The source of the observed FRISBEE miscalibration in our cohort of women from Canada is unclear, especially since the FRAX tool for Belgium generates similar probabilities to the Canadian FRAX tool. Several possibilities may contribute to the observed differences. First, miscalibration is not uncommon when prediction tools are externally validated in other populations, even when risk stratification is similar. Both overestimation and underestimation of fracture risk with Garvan FRC, and overestimation of hip fracture risk with the Fracture Risk Evaluation Model (FREM), have recently been demonstrated when applied to our cohort [20, 21]. Second, marked variation in fracture risk exists between countries. These differences are poorly understood but are likely multifactorial, reflecting unmeasured lifestyle, environmental and genetic factors [22]. Third, differences between modelled and observed fracture may reflect differences in the relative proportion of MOF to hip fractures. While the Canadian FRAX model demonstrated good calibration for MOF prediction [23, 24], the Belgian FRAX model severely underestimated risk in the FRISBEE cohort (calibration slope 2.12, p < 0.001) [25]. This discrepancy may reflect the 1.7 to 1.8-fold higher MOF to hip ratios in the FRISBEE cohort compared to the ratios used to estimate non-hip fractures for calibrating the Belgian FRAX tool [26, 27].

A major strength of our study is that our sample was representative of older women seen in routine clinical practice for assessment of bone health [28]. Our results are therefore broadly generalizable to clinical practice.
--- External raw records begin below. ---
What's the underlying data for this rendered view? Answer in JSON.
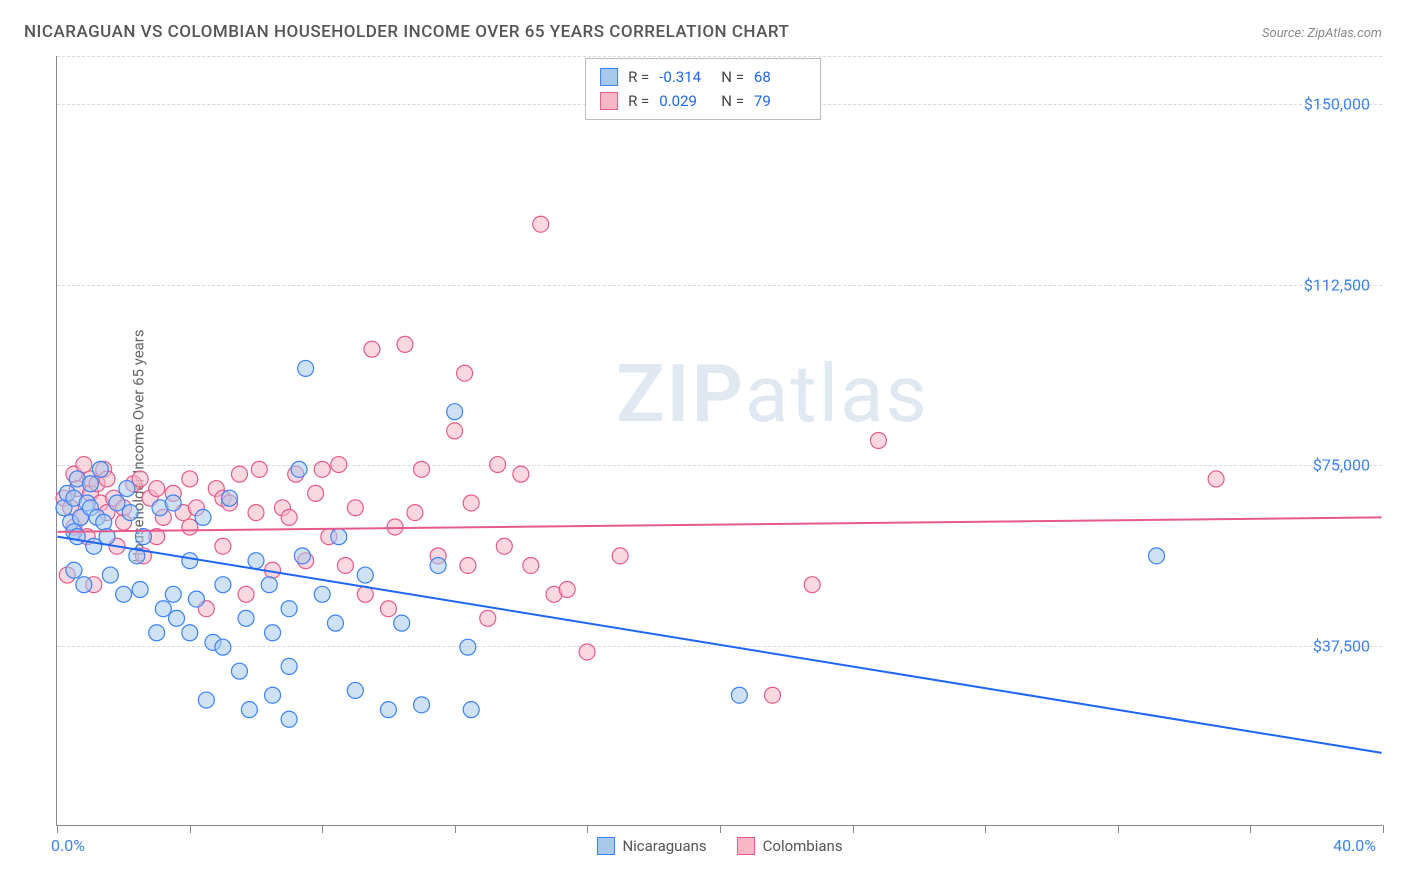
{
  "title": "NICARAGUAN VS COLOMBIAN HOUSEHOLDER INCOME OVER 65 YEARS CORRELATION CHART",
  "source": "Source: ZipAtlas.com",
  "yaxis_title": "Householder Income Over 65 years",
  "watermark_bold": "ZIP",
  "watermark_rest": "atlas",
  "chart": {
    "type": "scatter",
    "xlim": [
      0,
      40
    ],
    "ylim": [
      0,
      160000
    ],
    "x_label_min": "0.0%",
    "x_label_max": "40.0%",
    "x_tick_positions": [
      0,
      4,
      8,
      12,
      16,
      20,
      24,
      28,
      32,
      36,
      40
    ],
    "y_gridlines": [
      37500,
      75000,
      112500,
      150000
    ],
    "y_tick_labels": [
      "$37,500",
      "$75,000",
      "$112,500",
      "$150,000"
    ],
    "background_color": "#ffffff",
    "grid_color": "#d8d8d8",
    "axis_color": "#888888",
    "label_color": "#3b82f6",
    "title_color": "#555555",
    "title_fontsize": 17,
    "tick_fontsize": 16,
    "marker_radius": 8,
    "marker_opacity": 0.55,
    "line_width": 2
  },
  "series": [
    {
      "name": "Nicaraguans",
      "color_fill": "#a8c8ec",
      "color_stroke": "#3b82f6",
      "line_color": "#1e66f5",
      "R": "-0.314",
      "N": "68",
      "regression": {
        "y_at_x0": 60000,
        "y_at_x40": 15000
      },
      "points": [
        [
          0.2,
          66000
        ],
        [
          0.3,
          69000
        ],
        [
          0.4,
          63000
        ],
        [
          0.5,
          68000
        ],
        [
          0.5,
          53000
        ],
        [
          0.5,
          61000
        ],
        [
          0.6,
          72000
        ],
        [
          0.6,
          60000
        ],
        [
          0.7,
          64000
        ],
        [
          0.8,
          50000
        ],
        [
          0.9,
          67000
        ],
        [
          1.0,
          71000
        ],
        [
          1.0,
          66000
        ],
        [
          1.1,
          58000
        ],
        [
          1.2,
          64000
        ],
        [
          1.3,
          74000
        ],
        [
          1.4,
          63000
        ],
        [
          1.5,
          60000
        ],
        [
          1.6,
          52000
        ],
        [
          1.8,
          67000
        ],
        [
          2.0,
          48000
        ],
        [
          2.1,
          70000
        ],
        [
          2.2,
          65000
        ],
        [
          2.4,
          56000
        ],
        [
          2.5,
          49000
        ],
        [
          2.6,
          60000
        ],
        [
          3.0,
          40000
        ],
        [
          3.1,
          66000
        ],
        [
          3.2,
          45000
        ],
        [
          3.5,
          48000
        ],
        [
          3.5,
          67000
        ],
        [
          3.6,
          43000
        ],
        [
          4.0,
          55000
        ],
        [
          4.0,
          40000
        ],
        [
          4.2,
          47000
        ],
        [
          4.4,
          64000
        ],
        [
          4.5,
          26000
        ],
        [
          4.7,
          38000
        ],
        [
          5.0,
          50000
        ],
        [
          5.0,
          37000
        ],
        [
          5.2,
          68000
        ],
        [
          5.5,
          32000
        ],
        [
          5.7,
          43000
        ],
        [
          5.8,
          24000
        ],
        [
          6.0,
          55000
        ],
        [
          6.4,
          50000
        ],
        [
          6.5,
          27000
        ],
        [
          6.5,
          40000
        ],
        [
          7.0,
          45000
        ],
        [
          7.0,
          22000
        ],
        [
          7.0,
          33000
        ],
        [
          7.3,
          74000
        ],
        [
          7.4,
          56000
        ],
        [
          7.5,
          95000
        ],
        [
          8.0,
          48000
        ],
        [
          8.4,
          42000
        ],
        [
          8.5,
          60000
        ],
        [
          9.0,
          28000
        ],
        [
          9.3,
          52000
        ],
        [
          10.0,
          24000
        ],
        [
          10.4,
          42000
        ],
        [
          11.0,
          25000
        ],
        [
          11.5,
          54000
        ],
        [
          12.0,
          86000
        ],
        [
          12.4,
          37000
        ],
        [
          12.5,
          24000
        ],
        [
          20.6,
          27000
        ],
        [
          33.2,
          56000
        ]
      ]
    },
    {
      "name": "Colombians",
      "color_fill": "#f5b8c6",
      "color_stroke": "#e75a8c",
      "line_color": "#e75a8c",
      "R": "0.029",
      "N": "79",
      "regression": {
        "y_at_x0": 61000,
        "y_at_x40": 64000
      },
      "points": [
        [
          0.2,
          68000
        ],
        [
          0.3,
          52000
        ],
        [
          0.4,
          66000
        ],
        [
          0.5,
          62000
        ],
        [
          0.5,
          73000
        ],
        [
          0.6,
          70000
        ],
        [
          0.7,
          64000
        ],
        [
          0.8,
          75000
        ],
        [
          0.9,
          60000
        ],
        [
          1.0,
          69000
        ],
        [
          1.0,
          72000
        ],
        [
          1.1,
          50000
        ],
        [
          1.2,
          71000
        ],
        [
          1.3,
          67000
        ],
        [
          1.4,
          74000
        ],
        [
          1.5,
          65000
        ],
        [
          1.5,
          72000
        ],
        [
          1.7,
          68000
        ],
        [
          1.8,
          58000
        ],
        [
          2.0,
          63000
        ],
        [
          2.0,
          66000
        ],
        [
          2.3,
          71000
        ],
        [
          2.5,
          72000
        ],
        [
          2.6,
          56000
        ],
        [
          2.8,
          68000
        ],
        [
          3.0,
          70000
        ],
        [
          3.0,
          60000
        ],
        [
          3.2,
          64000
        ],
        [
          3.5,
          69000
        ],
        [
          3.8,
          65000
        ],
        [
          4.0,
          72000
        ],
        [
          4.0,
          62000
        ],
        [
          4.2,
          66000
        ],
        [
          4.5,
          45000
        ],
        [
          4.8,
          70000
        ],
        [
          5.0,
          68000
        ],
        [
          5.0,
          58000
        ],
        [
          5.2,
          67000
        ],
        [
          5.5,
          73000
        ],
        [
          5.7,
          48000
        ],
        [
          6.0,
          65000
        ],
        [
          6.1,
          74000
        ],
        [
          6.5,
          53000
        ],
        [
          6.8,
          66000
        ],
        [
          7.0,
          64000
        ],
        [
          7.2,
          73000
        ],
        [
          7.5,
          55000
        ],
        [
          7.8,
          69000
        ],
        [
          8.0,
          74000
        ],
        [
          8.2,
          60000
        ],
        [
          8.5,
          75000
        ],
        [
          8.7,
          54000
        ],
        [
          9.0,
          66000
        ],
        [
          9.3,
          48000
        ],
        [
          9.5,
          99000
        ],
        [
          10.0,
          45000
        ],
        [
          10.2,
          62000
        ],
        [
          10.5,
          100000
        ],
        [
          10.8,
          65000
        ],
        [
          11.0,
          74000
        ],
        [
          11.5,
          56000
        ],
        [
          12.0,
          82000
        ],
        [
          12.3,
          94000
        ],
        [
          12.4,
          54000
        ],
        [
          12.5,
          67000
        ],
        [
          13.0,
          43000
        ],
        [
          13.3,
          75000
        ],
        [
          13.5,
          58000
        ],
        [
          14.0,
          73000
        ],
        [
          14.3,
          54000
        ],
        [
          14.6,
          125000
        ],
        [
          15.0,
          48000
        ],
        [
          15.4,
          49000
        ],
        [
          16.0,
          36000
        ],
        [
          17.0,
          56000
        ],
        [
          21.6,
          27000
        ],
        [
          22.8,
          50000
        ],
        [
          24.8,
          80000
        ],
        [
          35.0,
          72000
        ]
      ]
    }
  ],
  "stats_box": {
    "R_label": "R =",
    "N_label": "N ="
  },
  "bottom_legend": {
    "items": [
      "Nicaraguans",
      "Colombians"
    ]
  }
}
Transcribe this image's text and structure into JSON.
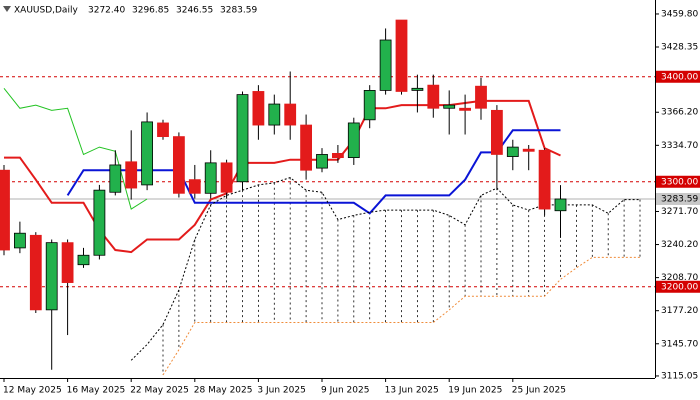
{
  "chart_data": {
    "type": "candlestick",
    "title": "XAUUSD,Daily",
    "header_values": [
      "3272.40",
      "3296.85",
      "3246.55",
      "3283.59"
    ],
    "categories": [
      "12 May 2025",
      null,
      null,
      null,
      "16 May 2025",
      null,
      null,
      null,
      "22 May 2025",
      null,
      null,
      null,
      "28 May 2025",
      null,
      null,
      null,
      "3 Jun 2025",
      null,
      null,
      null,
      "9 Jun 2025",
      null,
      null,
      null,
      "13 Jun 2025",
      null,
      null,
      null,
      "19 Jun 2025",
      null,
      null,
      null,
      "25 Jun 2025",
      null,
      null,
      null,
      null,
      null,
      null,
      null,
      null
    ],
    "candles": {
      "up_color": "#22b14c",
      "down_color": "#e31b1b",
      "open": [
        3311,
        3237,
        3249,
        3178,
        3242,
        3221,
        3230,
        3290,
        3319,
        3297,
        3356,
        3343,
        3302,
        3289,
        3318,
        3300,
        3386,
        3354,
        3374,
        3354,
        3313,
        3327,
        3323,
        3359,
        3387,
        3454,
        3387,
        3392,
        3370,
        3370,
        3391,
        3368,
        3324,
        3331,
        3330,
        3272.4,
        null,
        null,
        null,
        null,
        null
      ],
      "high": [
        3316,
        3262,
        3252,
        3245,
        3245,
        3237,
        3297,
        3330,
        3349,
        3366,
        3359,
        3347,
        3316,
        3330,
        3321,
        3386,
        3392,
        3383,
        3405,
        3364,
        3332,
        3335,
        3361,
        3392,
        3446,
        3454,
        3402,
        3402,
        3387,
        3383,
        3399,
        3373,
        3340,
        3335,
        3332,
        3296.85,
        null,
        null,
        null,
        null,
        null
      ],
      "low": [
        3230,
        3232,
        3175,
        3121,
        3154,
        3218,
        3226,
        3287,
        3283,
        3292,
        3340,
        3285,
        3284,
        3284,
        3284,
        3292,
        3340,
        3345,
        3340,
        3302,
        3309,
        3318,
        3316,
        3351,
        3383,
        3383,
        3366,
        3361,
        3345,
        3345,
        3359,
        3292,
        3311,
        3311,
        3268,
        3246.55,
        null,
        null,
        null,
        null,
        null
      ],
      "close": [
        3235,
        3251,
        3178,
        3242,
        3204,
        3230,
        3292,
        3316,
        3294,
        3357,
        3343,
        3289,
        3289,
        3318,
        3290,
        3383,
        3354,
        3374,
        3354,
        3311,
        3326,
        3323,
        3356,
        3387,
        3435,
        3386,
        3389,
        3370,
        3373,
        3368,
        3370,
        3326,
        3333,
        3329,
        3274,
        3283.59,
        null,
        null,
        null,
        null,
        null
      ]
    },
    "lines": [
      {
        "color": "#e31b1b",
        "width": 2,
        "dotted": false,
        "values": [
          3323,
          3323,
          3302,
          3280,
          3280,
          3280,
          3254,
          3235,
          3233,
          3245,
          3245,
          3245,
          3259,
          3283,
          3289,
          3318,
          3318,
          3318,
          3321,
          3321,
          3321,
          3321,
          3340,
          3370,
          3370,
          3373,
          3373,
          3373,
          3373,
          3375,
          3377,
          3377,
          3377,
          3377,
          3332,
          3325,
          null,
          null,
          null,
          null,
          null
        ]
      },
      {
        "color": "#0a14d6",
        "width": 2,
        "dotted": false,
        "values": [
          null,
          null,
          null,
          null,
          3287,
          3311,
          3311,
          3311,
          3311,
          3311,
          3311,
          3311,
          3280,
          3280,
          3280,
          3280,
          3280,
          3280,
          3280,
          3280,
          3280,
          3280,
          3280,
          3270,
          3287,
          3287,
          3287,
          3287,
          3287,
          3302,
          3328,
          3328,
          3349,
          3349,
          3349,
          3349,
          null,
          null,
          null,
          null,
          null
        ]
      },
      {
        "color": "#22c322",
        "width": 1,
        "dotted": false,
        "values": [
          3389,
          3370,
          3373,
          3368,
          3370,
          3326,
          3333,
          3329,
          3274,
          3283.59,
          null,
          null,
          null,
          null,
          null,
          null,
          null,
          null,
          null,
          null,
          null,
          null,
          null,
          null,
          null,
          null,
          null,
          null,
          null,
          null,
          null,
          null,
          null,
          null,
          null,
          null,
          null,
          null,
          null,
          null,
          null
        ]
      },
      {
        "color": "#000000",
        "width": 1,
        "dotted": true,
        "values": [
          null,
          null,
          null,
          null,
          null,
          null,
          null,
          null,
          3130,
          3145,
          3164,
          3197,
          3245,
          3278,
          3287,
          3292,
          3297,
          3299,
          3304,
          3292,
          3290,
          3264,
          3268,
          3271,
          3273,
          3273,
          3273,
          3273,
          3268,
          3259,
          3287,
          3294,
          3278,
          3273,
          3278,
          3278,
          3278,
          3278,
          3270,
          3283,
          3283
        ]
      },
      {
        "color": "#f08c3a",
        "width": 1,
        "dotted": true,
        "values": [
          null,
          null,
          null,
          null,
          null,
          null,
          null,
          null,
          null,
          null,
          3116,
          3140,
          3166,
          3166,
          3166,
          3166,
          3166,
          3166,
          3166,
          3166,
          3166,
          3166,
          3166,
          3166,
          3166,
          3166,
          3166,
          3166,
          3178,
          3191,
          3191,
          3191,
          3191,
          3191,
          3191,
          3207,
          3218,
          3228,
          3228,
          3228,
          3228
        ]
      }
    ],
    "cloud_hatch": true,
    "levels": [
      {
        "value": 3400,
        "label": "3400.00"
      },
      {
        "value": 3300,
        "label": "3300.00"
      },
      {
        "value": 3200,
        "label": "3200.00"
      }
    ],
    "level_color": "#d40000",
    "current_price": {
      "value": 3283.59,
      "label": "3283.59"
    },
    "ylim": [
      3113.1,
      3473.1
    ],
    "yticks": [
      {
        "value": 3459.8,
        "label": "3459.80"
      },
      {
        "value": 3428.35,
        "label": "3428.35"
      },
      {
        "value": 3366.2,
        "label": "3366.20"
      },
      {
        "value": 3334.7,
        "label": "3334.70"
      },
      {
        "value": 3271.7,
        "label": "3271.70"
      },
      {
        "value": 3240.2,
        "label": "3240.20"
      },
      {
        "value": 3208.7,
        "label": "3208.70"
      },
      {
        "value": 3177.2,
        "label": "3177.20"
      },
      {
        "value": 3145.7,
        "label": "3145.70"
      },
      {
        "value": 3115.05,
        "label": "3115.05"
      }
    ]
  }
}
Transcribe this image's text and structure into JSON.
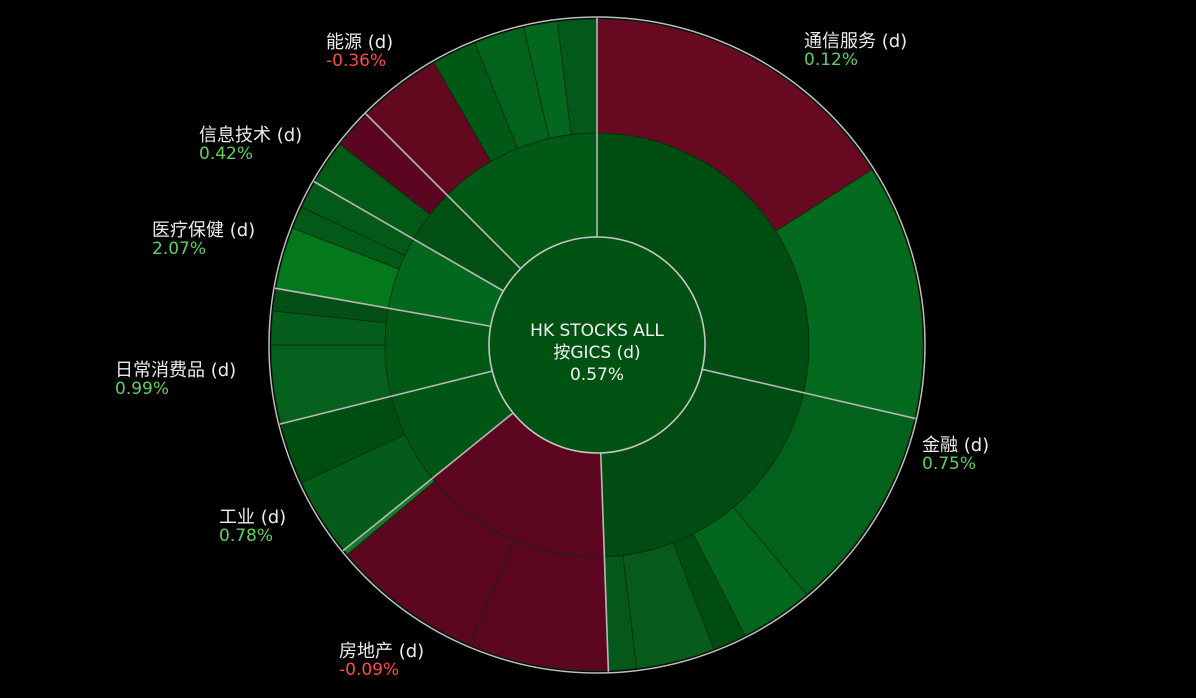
{
  "chart_data": {
    "type": "sunburst",
    "center": {
      "title": "HK STOCKS ALL",
      "subtitle": "按GICS (d)",
      "value": "0.57%"
    },
    "colors": {
      "background": "#000000",
      "positive": "#5fd05f",
      "negative": "#ff4a4a"
    },
    "sectors": [
      {
        "name": "通信服务 (d)",
        "change": "0.12%",
        "sign": "pos"
      },
      {
        "name": "金融 (d)",
        "change": "0.75%",
        "sign": "pos"
      },
      {
        "name": "房地产 (d)",
        "change": "-0.09%",
        "sign": "neg"
      },
      {
        "name": "工业 (d)",
        "change": "0.78%",
        "sign": "pos"
      },
      {
        "name": "日常消费品 (d)",
        "change": "0.99%",
        "sign": "pos"
      },
      {
        "name": "医疗保健 (d)",
        "change": "2.07%",
        "sign": "pos"
      },
      {
        "name": "信息技术 (d)",
        "change": "0.42%",
        "sign": "pos"
      },
      {
        "name": "能源 (d)",
        "change": "-0.36%",
        "sign": "neg"
      }
    ]
  }
}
There are several limitations to consider. First, our analysis was limited to those referred for BMD testing; there may therefore be a selection bias for individuals at intrinsically higher risk of all fractures. However, this would actually produce higher observed/predicted ratios (i.e., risk underestimation, not overestimation) if there are strong risk factors in the referral population not captured by the risk prediction tool. Conversely, elderly individuals living in congregate settings (e.g., nursing homes) and those with severe function-impairing disabilities or higher short-term mortality may be less likely to be referred for such testing [29]. The same limitations apply to the FRISBEE cohort. Second, fracture rates vary between countries and populations, which may limit application to settings with much higher or lower risk than in Canada [22]. Finally, mean follow-up duration was short at 2.5 years. However, this would not affect assessment of calibration which estimates 5-year fracture probability from the cumulative incidence function.

In summary, we found that recently published FRISBEE 5-year prediction models are able to risk stratify all fractures, MOFs and central fractures in Canadian women, but overestimated fracture risk, emphasizing the need for re-calibration before application in the Canadian context. Further efforts are warranted to externally validate the prediction models in other international cohorts, and should ideally include head-to-head comparisons against other available fracture risk assessment tools. Where miscalibration is identified, high-quality data (ideally population-based and representative of the population’s demographics and clinical risk factors) could be used to obtain satisfactory calibration.